Hey! So I am trying to use the slurmR
package (which I maintain), and I’m having some strange issues when submitting jobs within a job (I know this sounds a bit weird but let me explain).
In the first level, I’m running a job that will process simulation data. The simulation data itself can be too much to handle on the login node, so I need to work with that on a compute node. The simulation data is generated by a call to parallel::parLapply
which uses a socket cluster, this cluster is created by submitting a job to Slurm and requesting ntasks
. Let me show you using code:
The main program, which I saved as an R script named permtest.R
, is something like this
library(slurmR)
library(parallel)
# A wrapper of makePSOCKcluster
# this will request resources by submitting a job that sleeps forever
# the job is stopped later on once I call `stopCluster(cl)`
cl <- makeSlurmCluster(100)
ans <- parLapply(cl, 1:1000, function(i) runif(100))
stopCluster(cl)
If I run this from the login node, it works as expected, but, if I allocate a compute node, open R and source the above script, after successfully obtaining resources from the line makeSlurmCluster(100)
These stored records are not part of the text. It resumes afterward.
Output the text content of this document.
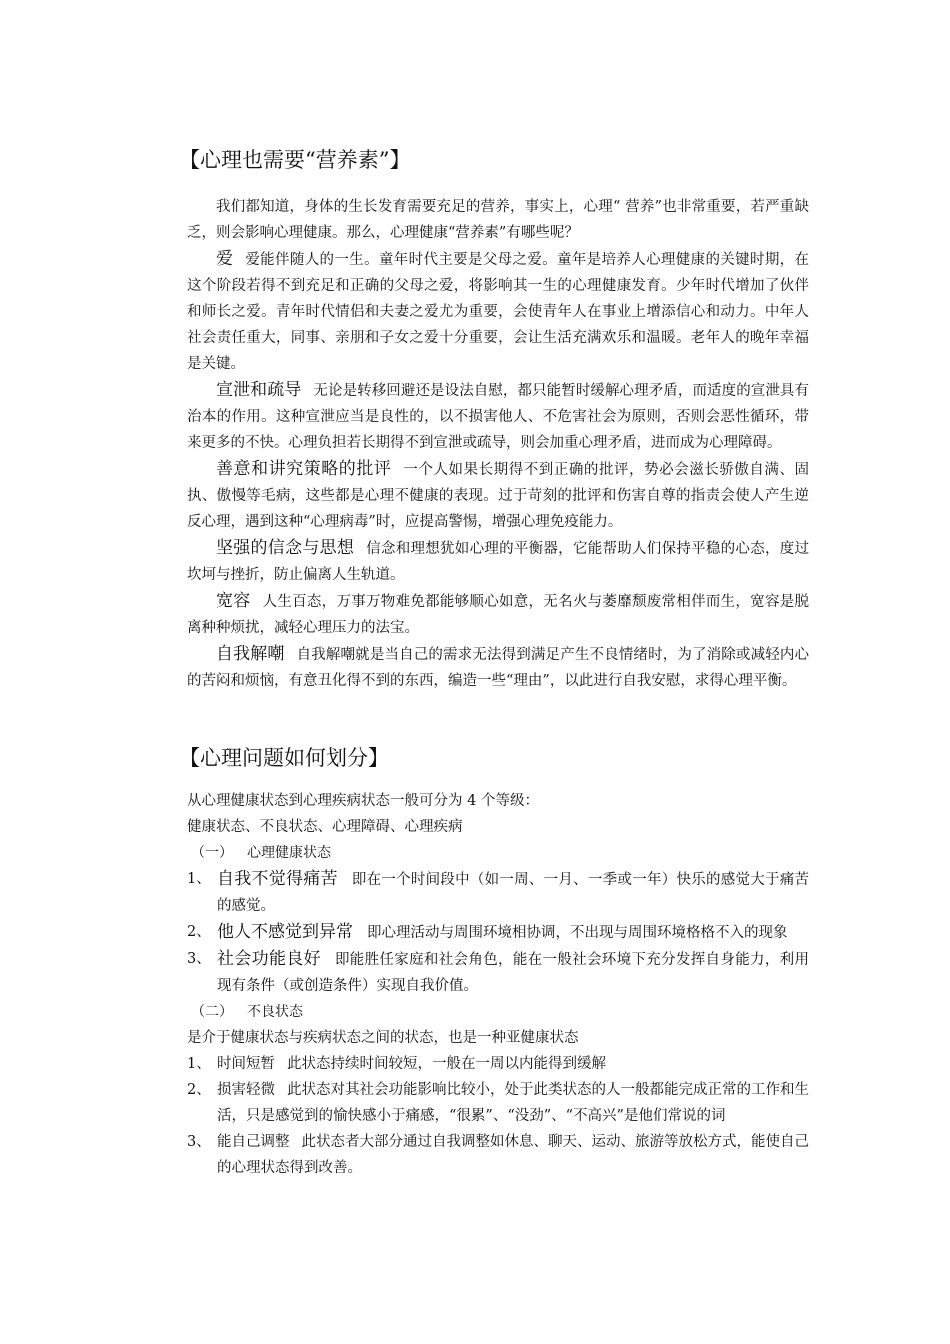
【心理也需要“营养素”】

我们都知道，身体的生长发育需要充足的营养，事实上，心理“ 营养”也非常重要，若严重缺乏，则会影响心理健康。那么，心理健康“营养素”有哪些呢？

爱 爱能伴随人的一生。童年时代主要是父母之爱。童年是培养人心理健康的关键时期，在这个阶段若得不到充足和正确的父母之爱，将影响其一生的心理健康发育。少年时代增加了伙伴和师长之爱。青年时代情侣和夫妻之爱尤为重要，会使青年人在事业上增添信心和动力。中年人社会责任重大，同事、亲朋和子女之爱十分重要，会让生活充满欢乐和温暖。老年人的晚年幸福是关键。

宣泄和疏导 无论是转移回避还是设法自慰，都只能暂时缓解心理矛盾，而适度的宣泄具有治本的作用。这种宣泄应当是良性的，以不损害他人、不危害社会为原则，否则会恶性循环，带来更多的不快。心理负担若长期得不到宣泄或疏导，则会加重心理矛盾，进而成为心理障碍。

善意和讲究策略的批评 一个人如果长期得不到正确的批评，势必会滋长骄傲自满、固执、傲慢等毛病，这些都是心理不健康的表现。过于苛刻的批评和伤害自尊的指责会使人产生逆反心理，遇到这种“心理病毒”时，应提高警惕，增强心理免疫能力。

坚强的信念与思想 信念和理想犹如心理的平衡器，它能帮助人们保持平稳的心态，度过坎坷与挫折，防止偏离人生轨道。

宽容 人生百态，万事万物难免都能够顺心如意，无名火与萎靡颓废常相伴而生，宽容是脱离种种烦扰，减轻心理压力的法宝。

自我解嘲 自我解嘲就是当自己的需求无法得到满足产生不良情绪时，为了消除或减轻内心的苦闷和烦恼，有意丑化得不到的东西，编造一些“理由”，以此进行自我安慰，求得心理平衡。

【心理问题如何划分】

从心理健康状态到心理疾病状态一般可分为 4 个等级：

健康状态、不良状态、心理障碍、心理疾病

（一） 心理健康状态
1、 自我不觉得痛苦 即在一个时间段中（如一周、一月、一季或一年）快乐的感觉大于痛苦的感觉。
2、 他人不感觉到异常 即心理活动与周围环境相协调，不出现与周围环境格格不入的现象
3、 社会功能良好 即能胜任家庭和社会角色，能在一般社会环境下充分发挥自身能力，利用现有条件（或创造条件）实现自我价值。
（二） 不良状态

是介于健康状态与疾病状态之间的状态，也是一种亚健康状态

1、 时间短暂 此状态持续时间较短，一般在一周以内能得到缓解
2、 损害轻微 此状态对其社会功能影响比较小，处于此类状态的人一般都能完成正常的工作和生活，只是感觉到的愉快感小于痛感，“很累”、“没劲”、“不高兴”是他们常说的词
3、 能自己调整 此状态者大部分通过自我调整如休息、聊天、运动、旅游等放松方式，能使自己的心理状态得到改善。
, when trying to use the connection, I get this error:
ssh_exchange_identification: read: Connection reset by peer
If I try to submit this R script using sbatch
(like a nested job submission), I get this strange error:
srun: fatal: SLURM_MEM_PER_CPU, SLURM_MEM_PER_GPU, and SLURM_MEM_PER_NODE are mutually exclusive
slurmstepd: error: *** JOB 76826 ON d17-36 CANCELLED AT 2020-08-28T14:41:58 ***
Again, I got this error after submitting the job using this script:
#!/bin/sh
#SBATCH --job-name=Permutation-test
#SBATCH --mem=4GB
#SBATCH --time=01:00:00
module load usc
module load r/4.0.0
Rscript --vanilla /home1/vegayon/permtest.R
This works in the “old cluster”. Not sure why is not working here.